Transport Minister shuts door on reducing carbon
30 August 2009
Transport Minister shuts the door on reducing emissions
The Government has rejected one of the simplest and most effective ways of reducing New Zealand's carbon emissions, the Green Party said today.
“Stephen Joyce's announcement that work will stop on fuel economy standards for vehicles coming into New Zealand condemns motorists to high fuel costs and rising emissions," Jeanette Fitzsimons, Spokesperson on climate change and transport, said.
“New Zealand's vehicles are among the most inefficient in the world. The Minister is proud that new vehicles coming into the country now average 203.8 grams of carbon per km travelled, down from 220.6 g/km a year ago.
“In contrast, the EU fleet is already at 170g and has set standards of 130g by 2015 and 95g by 2020.
“This means that by 2020, New Zealand motorists will be buying twice as much fuel as EU motorists to travel the same distance" said Ms Fitzsimons. "Then we will all pay again to purchase carbon credits from overseas because we have not reduced emissions at home."
Getting There, the Green Party’s plan for reducing emissions to 40 percent below 1990 levels, showed that a standard that was raised a little every two years would almost catch up with the EU in vehicle efficiency by 2020 and save 3 million tonnes of carbon emissions every year.
Work began on vehicle fuel economy standards last year under the Energy Efficiency and Conservation Strategy, where the Greens were working with Labour. The Strategy proposes a standard of 170g/km for vehicles entering the country by 2015. That has now been scrapped by this government.

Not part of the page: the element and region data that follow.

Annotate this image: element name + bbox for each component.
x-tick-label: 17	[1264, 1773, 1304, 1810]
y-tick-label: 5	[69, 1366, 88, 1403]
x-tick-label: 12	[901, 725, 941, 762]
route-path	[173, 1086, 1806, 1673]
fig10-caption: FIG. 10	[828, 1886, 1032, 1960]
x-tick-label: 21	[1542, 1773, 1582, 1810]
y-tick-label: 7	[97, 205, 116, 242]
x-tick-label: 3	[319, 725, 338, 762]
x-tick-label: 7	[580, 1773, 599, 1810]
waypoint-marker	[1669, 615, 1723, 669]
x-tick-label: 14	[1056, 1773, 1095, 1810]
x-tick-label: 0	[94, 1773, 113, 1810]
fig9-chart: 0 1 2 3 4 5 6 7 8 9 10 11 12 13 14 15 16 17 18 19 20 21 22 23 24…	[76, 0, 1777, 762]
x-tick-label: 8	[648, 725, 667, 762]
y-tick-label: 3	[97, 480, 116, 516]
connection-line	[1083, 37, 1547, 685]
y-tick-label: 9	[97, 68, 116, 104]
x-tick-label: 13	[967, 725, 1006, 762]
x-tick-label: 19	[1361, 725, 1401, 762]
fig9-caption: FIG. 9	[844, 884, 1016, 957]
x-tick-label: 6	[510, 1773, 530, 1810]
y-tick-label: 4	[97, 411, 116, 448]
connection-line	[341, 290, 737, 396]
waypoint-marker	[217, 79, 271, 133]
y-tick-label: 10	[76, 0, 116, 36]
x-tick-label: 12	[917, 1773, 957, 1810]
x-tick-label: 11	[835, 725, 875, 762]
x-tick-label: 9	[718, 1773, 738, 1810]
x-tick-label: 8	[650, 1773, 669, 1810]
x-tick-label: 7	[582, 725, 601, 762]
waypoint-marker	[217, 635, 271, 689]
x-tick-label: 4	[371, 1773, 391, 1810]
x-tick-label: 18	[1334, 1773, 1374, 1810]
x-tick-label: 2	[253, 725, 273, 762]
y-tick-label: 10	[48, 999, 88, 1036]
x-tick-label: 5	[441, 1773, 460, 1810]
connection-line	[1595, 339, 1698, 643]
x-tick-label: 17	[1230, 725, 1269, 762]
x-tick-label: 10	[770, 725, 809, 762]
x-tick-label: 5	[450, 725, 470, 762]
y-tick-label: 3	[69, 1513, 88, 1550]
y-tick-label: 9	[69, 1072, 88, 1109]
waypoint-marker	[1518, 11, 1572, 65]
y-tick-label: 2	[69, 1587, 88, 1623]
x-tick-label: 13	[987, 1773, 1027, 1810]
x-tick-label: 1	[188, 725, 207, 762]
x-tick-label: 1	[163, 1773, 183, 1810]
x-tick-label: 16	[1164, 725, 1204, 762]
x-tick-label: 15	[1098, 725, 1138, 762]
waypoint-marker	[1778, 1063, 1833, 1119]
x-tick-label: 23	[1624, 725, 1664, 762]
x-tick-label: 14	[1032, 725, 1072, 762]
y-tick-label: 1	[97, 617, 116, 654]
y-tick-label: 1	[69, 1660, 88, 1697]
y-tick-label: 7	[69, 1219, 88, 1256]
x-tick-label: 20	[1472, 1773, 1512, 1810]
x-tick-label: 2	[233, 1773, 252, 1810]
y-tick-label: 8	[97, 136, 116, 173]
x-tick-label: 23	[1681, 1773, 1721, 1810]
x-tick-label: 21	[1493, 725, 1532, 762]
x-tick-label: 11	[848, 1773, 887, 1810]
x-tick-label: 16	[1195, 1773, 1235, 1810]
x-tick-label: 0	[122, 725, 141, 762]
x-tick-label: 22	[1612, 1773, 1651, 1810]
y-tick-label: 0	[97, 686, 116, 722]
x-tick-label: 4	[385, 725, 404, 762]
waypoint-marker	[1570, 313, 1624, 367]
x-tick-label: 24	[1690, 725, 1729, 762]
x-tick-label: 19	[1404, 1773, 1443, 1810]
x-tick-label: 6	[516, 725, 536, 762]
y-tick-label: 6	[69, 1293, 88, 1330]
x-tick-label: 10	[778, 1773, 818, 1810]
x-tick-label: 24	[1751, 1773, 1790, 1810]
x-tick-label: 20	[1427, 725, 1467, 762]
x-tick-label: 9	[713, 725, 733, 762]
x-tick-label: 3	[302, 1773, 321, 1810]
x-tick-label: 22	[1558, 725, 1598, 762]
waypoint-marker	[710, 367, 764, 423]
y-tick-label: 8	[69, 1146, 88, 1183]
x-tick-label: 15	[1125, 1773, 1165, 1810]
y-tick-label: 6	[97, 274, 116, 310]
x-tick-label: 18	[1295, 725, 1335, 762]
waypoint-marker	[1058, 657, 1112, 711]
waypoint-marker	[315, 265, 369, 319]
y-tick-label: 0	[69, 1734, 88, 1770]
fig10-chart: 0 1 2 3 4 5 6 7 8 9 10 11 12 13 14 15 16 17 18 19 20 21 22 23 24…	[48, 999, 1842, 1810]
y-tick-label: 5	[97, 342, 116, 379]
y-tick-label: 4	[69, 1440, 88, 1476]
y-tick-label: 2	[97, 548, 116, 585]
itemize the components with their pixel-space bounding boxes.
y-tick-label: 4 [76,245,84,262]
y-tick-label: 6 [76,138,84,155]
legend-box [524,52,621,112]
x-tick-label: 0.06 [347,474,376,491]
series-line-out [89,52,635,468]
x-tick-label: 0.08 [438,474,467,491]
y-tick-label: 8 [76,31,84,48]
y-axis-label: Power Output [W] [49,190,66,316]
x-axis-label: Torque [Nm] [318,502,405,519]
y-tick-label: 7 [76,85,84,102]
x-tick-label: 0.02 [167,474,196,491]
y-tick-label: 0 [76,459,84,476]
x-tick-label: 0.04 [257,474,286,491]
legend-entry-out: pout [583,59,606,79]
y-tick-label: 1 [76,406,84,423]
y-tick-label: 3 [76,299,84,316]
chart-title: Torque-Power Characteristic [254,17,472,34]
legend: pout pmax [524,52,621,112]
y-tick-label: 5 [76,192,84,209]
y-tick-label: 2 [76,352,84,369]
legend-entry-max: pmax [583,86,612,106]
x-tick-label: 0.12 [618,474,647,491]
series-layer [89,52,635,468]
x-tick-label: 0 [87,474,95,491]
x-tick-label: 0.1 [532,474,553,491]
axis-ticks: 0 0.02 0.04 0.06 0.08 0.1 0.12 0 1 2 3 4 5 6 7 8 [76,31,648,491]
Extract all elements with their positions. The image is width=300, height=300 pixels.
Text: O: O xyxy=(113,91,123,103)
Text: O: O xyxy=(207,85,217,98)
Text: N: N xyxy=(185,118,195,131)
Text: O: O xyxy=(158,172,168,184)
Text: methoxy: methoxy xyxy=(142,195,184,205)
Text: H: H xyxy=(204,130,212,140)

“The reason the Minister gives for this reactionary policy is bizarre - he claims it could cost those purchasing a large car up to $1500 more to buy it,” Ms Fitzsimons said.
“This ignores the reason for the standard - to encourage people to buy more efficient cars, which would not cost more, and to encourage more of them into the NZ market.
“When petrol goes back over $2/litre, and then to $3/litre, as it will under peak oil, motorists will easily save $1500 every year by having a much more efficient car.
“Improving the fuel efficiency of the cars coming into New Zealand, both new and second-hand, is one of the easiest and most cost-effective things we could do to reduce climate change emissions, prepare for the savage increases in fuel costs that are coming, save households money and reduce our escalating current account deficit," Ms Fitzsimons said.